I wanted to grow up to be an astronaut
so I could escape the gravity of childhood.
My first crush was on the winter night sky.
In a crowd of people, mosquitoes swarm me.
Sleep was never a friend.
Barbie, a sworn enemy with her wasp waist
and long, straight blonde locks.
I could never grow my natural afro hair
much below my ears.
Hula hoops and I reached a truce.
I have failed at everything,
some things more than once,
some things a thousand times.
This hasn’t stopped me.
The forest canopy is my adopted family.
Coffee is a verb.
Poetry is breakfast.
My heartbeat’s aligned with
the Atlantic Ocean’s pulse.
Klutz, I have spent my entire life falling.
First, in love with darkness, then shadow.

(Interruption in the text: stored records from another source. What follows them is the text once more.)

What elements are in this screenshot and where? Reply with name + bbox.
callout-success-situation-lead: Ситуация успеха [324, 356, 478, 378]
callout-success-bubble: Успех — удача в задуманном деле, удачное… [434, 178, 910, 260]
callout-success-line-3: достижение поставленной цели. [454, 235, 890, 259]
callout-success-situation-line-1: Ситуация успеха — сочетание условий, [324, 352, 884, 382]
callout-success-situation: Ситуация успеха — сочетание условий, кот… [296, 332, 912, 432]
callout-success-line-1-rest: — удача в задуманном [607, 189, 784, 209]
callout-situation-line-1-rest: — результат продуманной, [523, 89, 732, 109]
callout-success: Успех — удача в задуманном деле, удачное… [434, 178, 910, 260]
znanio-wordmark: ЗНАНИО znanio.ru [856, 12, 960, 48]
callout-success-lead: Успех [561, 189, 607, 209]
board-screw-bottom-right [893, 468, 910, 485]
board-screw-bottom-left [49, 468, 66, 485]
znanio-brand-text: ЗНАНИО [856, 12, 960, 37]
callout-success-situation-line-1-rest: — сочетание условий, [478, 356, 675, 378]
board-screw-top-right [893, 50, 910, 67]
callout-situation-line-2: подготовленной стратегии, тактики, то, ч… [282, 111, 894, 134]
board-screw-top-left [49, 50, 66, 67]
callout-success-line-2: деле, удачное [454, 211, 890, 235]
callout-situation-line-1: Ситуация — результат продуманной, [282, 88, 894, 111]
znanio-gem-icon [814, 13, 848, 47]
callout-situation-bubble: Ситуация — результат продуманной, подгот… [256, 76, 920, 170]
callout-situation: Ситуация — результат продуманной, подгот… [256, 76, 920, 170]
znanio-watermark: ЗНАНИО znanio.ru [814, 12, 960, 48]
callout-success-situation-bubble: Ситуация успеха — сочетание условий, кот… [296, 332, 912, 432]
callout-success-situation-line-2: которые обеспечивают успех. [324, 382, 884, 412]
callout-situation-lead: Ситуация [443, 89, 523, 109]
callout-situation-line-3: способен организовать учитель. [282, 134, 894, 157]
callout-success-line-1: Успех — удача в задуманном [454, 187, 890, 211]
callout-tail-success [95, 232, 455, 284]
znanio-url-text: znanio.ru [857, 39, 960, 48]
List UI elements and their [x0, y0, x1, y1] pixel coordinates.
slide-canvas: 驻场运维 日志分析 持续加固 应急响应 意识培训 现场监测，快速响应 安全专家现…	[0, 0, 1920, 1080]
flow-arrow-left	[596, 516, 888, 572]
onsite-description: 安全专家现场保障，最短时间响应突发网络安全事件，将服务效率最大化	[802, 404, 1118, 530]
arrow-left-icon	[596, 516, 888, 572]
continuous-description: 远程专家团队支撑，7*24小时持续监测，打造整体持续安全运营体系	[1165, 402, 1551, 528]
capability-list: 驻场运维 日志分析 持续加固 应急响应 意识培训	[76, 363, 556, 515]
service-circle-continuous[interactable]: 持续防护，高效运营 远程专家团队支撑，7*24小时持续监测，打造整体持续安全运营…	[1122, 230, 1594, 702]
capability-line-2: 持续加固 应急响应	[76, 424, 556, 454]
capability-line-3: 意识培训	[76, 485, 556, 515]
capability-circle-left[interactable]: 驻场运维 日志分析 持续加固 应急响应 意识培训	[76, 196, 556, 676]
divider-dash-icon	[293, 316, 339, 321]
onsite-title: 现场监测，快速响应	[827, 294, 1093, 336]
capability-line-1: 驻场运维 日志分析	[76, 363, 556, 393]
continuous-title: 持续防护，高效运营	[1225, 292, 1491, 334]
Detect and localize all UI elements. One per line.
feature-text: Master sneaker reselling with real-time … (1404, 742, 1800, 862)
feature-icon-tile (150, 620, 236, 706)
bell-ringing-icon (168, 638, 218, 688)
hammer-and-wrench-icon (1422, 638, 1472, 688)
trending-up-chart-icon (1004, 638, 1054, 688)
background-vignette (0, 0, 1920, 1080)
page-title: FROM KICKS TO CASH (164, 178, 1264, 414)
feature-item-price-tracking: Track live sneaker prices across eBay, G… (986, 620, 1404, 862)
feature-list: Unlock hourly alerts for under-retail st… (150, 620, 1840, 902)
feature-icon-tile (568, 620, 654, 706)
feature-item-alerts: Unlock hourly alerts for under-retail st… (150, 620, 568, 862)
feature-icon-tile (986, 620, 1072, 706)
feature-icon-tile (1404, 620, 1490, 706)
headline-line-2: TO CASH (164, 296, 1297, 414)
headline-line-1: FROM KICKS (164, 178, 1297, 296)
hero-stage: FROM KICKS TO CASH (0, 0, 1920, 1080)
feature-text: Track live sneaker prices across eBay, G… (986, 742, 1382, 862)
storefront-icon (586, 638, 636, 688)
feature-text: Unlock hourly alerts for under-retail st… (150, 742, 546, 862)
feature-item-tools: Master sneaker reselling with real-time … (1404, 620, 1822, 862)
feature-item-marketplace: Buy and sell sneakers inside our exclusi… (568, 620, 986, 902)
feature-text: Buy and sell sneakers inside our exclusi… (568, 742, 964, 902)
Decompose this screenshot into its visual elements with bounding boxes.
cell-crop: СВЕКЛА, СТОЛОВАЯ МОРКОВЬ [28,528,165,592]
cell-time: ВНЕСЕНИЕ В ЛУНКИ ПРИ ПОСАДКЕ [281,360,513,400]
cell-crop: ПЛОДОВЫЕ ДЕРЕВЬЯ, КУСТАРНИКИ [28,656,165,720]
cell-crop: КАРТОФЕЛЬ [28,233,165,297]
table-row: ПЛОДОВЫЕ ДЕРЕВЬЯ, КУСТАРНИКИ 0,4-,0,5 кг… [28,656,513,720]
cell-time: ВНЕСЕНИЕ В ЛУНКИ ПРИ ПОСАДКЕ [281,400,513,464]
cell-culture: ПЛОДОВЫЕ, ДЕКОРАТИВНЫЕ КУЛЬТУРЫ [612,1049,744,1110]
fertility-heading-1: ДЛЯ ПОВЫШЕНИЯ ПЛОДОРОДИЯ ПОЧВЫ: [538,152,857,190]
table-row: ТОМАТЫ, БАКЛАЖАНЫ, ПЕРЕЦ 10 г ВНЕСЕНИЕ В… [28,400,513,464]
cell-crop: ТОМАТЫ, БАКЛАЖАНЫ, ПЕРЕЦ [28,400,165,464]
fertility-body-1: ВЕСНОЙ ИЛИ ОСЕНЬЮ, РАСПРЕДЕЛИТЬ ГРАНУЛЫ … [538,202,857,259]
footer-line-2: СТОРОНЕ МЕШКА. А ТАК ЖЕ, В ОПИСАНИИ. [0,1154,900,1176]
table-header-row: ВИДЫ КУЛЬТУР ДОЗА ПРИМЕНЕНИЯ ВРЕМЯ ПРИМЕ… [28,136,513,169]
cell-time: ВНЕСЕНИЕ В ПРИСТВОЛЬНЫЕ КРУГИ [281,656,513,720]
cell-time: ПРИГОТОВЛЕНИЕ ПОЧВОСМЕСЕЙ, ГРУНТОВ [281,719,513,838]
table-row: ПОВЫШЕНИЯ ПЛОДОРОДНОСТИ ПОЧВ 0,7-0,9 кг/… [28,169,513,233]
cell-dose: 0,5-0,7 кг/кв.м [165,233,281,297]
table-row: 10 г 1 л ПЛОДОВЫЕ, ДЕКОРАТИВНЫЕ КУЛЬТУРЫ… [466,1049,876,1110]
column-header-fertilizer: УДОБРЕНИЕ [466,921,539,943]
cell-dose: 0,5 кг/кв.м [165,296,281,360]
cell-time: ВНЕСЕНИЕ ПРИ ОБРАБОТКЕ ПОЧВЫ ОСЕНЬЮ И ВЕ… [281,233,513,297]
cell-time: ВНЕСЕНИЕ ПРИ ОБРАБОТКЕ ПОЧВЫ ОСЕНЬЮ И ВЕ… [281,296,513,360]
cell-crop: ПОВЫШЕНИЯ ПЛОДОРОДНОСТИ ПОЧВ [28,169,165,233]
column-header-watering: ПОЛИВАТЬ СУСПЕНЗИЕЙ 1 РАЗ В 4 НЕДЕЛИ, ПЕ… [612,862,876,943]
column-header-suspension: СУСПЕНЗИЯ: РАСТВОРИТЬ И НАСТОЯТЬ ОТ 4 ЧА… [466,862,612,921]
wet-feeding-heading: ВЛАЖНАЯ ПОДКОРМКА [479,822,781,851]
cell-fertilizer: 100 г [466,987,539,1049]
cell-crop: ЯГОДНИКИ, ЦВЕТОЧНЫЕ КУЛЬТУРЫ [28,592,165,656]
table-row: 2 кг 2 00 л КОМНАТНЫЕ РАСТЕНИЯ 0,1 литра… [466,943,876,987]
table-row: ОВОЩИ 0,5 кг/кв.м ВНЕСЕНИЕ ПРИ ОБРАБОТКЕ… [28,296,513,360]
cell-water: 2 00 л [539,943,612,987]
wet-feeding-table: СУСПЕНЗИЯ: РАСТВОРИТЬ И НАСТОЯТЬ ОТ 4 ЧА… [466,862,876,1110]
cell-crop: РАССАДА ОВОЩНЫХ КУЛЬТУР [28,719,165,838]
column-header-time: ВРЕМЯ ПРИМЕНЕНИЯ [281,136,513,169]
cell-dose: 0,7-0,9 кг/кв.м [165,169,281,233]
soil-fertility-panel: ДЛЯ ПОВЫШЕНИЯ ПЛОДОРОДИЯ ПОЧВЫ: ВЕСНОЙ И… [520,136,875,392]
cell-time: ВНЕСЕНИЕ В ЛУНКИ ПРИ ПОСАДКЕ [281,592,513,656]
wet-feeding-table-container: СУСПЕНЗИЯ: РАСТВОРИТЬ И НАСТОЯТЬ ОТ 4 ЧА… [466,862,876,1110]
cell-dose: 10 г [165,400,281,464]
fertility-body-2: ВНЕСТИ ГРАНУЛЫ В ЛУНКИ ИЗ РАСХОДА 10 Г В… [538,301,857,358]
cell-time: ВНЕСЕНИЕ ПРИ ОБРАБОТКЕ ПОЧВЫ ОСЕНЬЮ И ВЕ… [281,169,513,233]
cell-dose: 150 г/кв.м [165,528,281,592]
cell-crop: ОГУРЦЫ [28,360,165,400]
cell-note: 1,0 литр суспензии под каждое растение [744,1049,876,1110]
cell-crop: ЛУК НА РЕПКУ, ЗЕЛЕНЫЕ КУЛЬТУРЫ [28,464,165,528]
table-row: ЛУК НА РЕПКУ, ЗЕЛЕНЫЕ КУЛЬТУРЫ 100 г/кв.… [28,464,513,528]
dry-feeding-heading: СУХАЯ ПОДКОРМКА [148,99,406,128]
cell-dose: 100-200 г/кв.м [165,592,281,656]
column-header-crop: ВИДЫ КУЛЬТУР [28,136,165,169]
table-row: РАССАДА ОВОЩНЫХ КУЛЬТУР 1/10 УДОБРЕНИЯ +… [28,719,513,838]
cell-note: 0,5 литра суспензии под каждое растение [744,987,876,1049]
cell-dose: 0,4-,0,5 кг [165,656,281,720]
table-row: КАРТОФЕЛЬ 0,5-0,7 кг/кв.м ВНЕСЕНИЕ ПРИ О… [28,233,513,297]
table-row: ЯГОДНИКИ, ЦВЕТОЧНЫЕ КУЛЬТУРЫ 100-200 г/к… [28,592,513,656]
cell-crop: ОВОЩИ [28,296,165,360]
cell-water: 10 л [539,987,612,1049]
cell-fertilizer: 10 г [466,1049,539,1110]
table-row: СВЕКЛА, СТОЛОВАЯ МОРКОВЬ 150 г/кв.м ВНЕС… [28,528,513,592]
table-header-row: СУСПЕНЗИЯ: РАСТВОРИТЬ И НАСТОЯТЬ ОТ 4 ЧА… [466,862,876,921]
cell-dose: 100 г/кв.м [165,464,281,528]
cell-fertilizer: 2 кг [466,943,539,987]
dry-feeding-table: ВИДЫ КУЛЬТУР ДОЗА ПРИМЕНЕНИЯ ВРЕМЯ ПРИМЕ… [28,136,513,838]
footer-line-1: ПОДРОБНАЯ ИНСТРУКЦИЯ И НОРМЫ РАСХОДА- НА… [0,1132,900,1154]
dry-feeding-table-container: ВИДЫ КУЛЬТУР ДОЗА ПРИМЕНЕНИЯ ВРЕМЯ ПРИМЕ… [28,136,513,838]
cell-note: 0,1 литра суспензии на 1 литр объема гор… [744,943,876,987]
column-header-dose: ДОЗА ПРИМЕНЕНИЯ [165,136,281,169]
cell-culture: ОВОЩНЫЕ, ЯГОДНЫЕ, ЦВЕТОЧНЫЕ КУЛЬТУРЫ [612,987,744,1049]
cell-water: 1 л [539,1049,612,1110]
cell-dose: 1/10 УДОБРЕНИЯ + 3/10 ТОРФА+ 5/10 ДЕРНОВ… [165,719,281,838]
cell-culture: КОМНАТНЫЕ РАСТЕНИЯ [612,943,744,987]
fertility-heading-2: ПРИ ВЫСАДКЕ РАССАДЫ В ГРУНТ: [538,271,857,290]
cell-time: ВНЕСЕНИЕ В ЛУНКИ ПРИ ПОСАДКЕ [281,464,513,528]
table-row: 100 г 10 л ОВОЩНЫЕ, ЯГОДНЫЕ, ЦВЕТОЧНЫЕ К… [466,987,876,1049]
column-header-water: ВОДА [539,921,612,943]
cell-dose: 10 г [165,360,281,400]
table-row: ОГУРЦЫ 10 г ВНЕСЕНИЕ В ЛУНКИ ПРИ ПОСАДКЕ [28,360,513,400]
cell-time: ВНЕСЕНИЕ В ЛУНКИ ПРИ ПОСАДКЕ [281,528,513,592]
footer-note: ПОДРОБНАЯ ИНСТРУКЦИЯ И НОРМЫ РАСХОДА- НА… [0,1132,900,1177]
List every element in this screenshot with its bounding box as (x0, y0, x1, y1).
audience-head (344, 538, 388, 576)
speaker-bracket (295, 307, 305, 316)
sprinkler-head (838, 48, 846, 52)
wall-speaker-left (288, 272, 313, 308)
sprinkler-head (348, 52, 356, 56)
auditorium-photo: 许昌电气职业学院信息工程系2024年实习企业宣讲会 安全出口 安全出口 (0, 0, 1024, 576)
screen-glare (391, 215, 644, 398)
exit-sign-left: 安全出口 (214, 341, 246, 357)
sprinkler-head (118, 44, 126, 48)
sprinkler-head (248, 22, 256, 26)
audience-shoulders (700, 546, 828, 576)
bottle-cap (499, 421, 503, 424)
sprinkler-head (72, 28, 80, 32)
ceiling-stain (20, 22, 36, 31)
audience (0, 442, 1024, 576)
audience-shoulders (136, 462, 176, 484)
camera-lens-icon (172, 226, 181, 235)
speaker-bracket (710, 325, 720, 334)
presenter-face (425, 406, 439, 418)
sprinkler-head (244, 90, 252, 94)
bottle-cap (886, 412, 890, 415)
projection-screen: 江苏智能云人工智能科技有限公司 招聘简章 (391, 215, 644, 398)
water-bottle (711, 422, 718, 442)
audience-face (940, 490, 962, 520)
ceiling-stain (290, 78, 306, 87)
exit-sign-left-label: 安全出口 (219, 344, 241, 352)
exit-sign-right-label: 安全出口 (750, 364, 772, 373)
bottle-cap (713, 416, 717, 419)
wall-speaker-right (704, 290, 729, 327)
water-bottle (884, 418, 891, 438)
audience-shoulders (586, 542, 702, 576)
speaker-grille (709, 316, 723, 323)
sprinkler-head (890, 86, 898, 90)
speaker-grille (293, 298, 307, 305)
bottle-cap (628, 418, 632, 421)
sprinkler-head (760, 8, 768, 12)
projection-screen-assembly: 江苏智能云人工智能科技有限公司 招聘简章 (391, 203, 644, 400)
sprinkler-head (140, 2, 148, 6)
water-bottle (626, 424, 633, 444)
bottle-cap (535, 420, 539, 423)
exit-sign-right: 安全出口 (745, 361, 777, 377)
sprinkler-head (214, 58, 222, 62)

Once, I rolled down a hill and would have
kept rolling forever except for my head
colliding with a cedar tree—
thankfully the tree was unharmed.
I trip over words, especially goodbye.
I fell into Mathematics as a major
in college and am still solving for x.
Stumbled into the oblivion of
Earl Grey ice cream.
I teeter on the see-saw of self-loathing
but a fulcrum of constant panic
balances things out nicely.
My life story is the autobiography of rain.
Lana, I love your poem! I looked up and read Brian Timboli's poem "Things My Son Should Know After I've Died," such a great poem to use for an inspiration. Thank you for introducing me to his work, and for the prompt!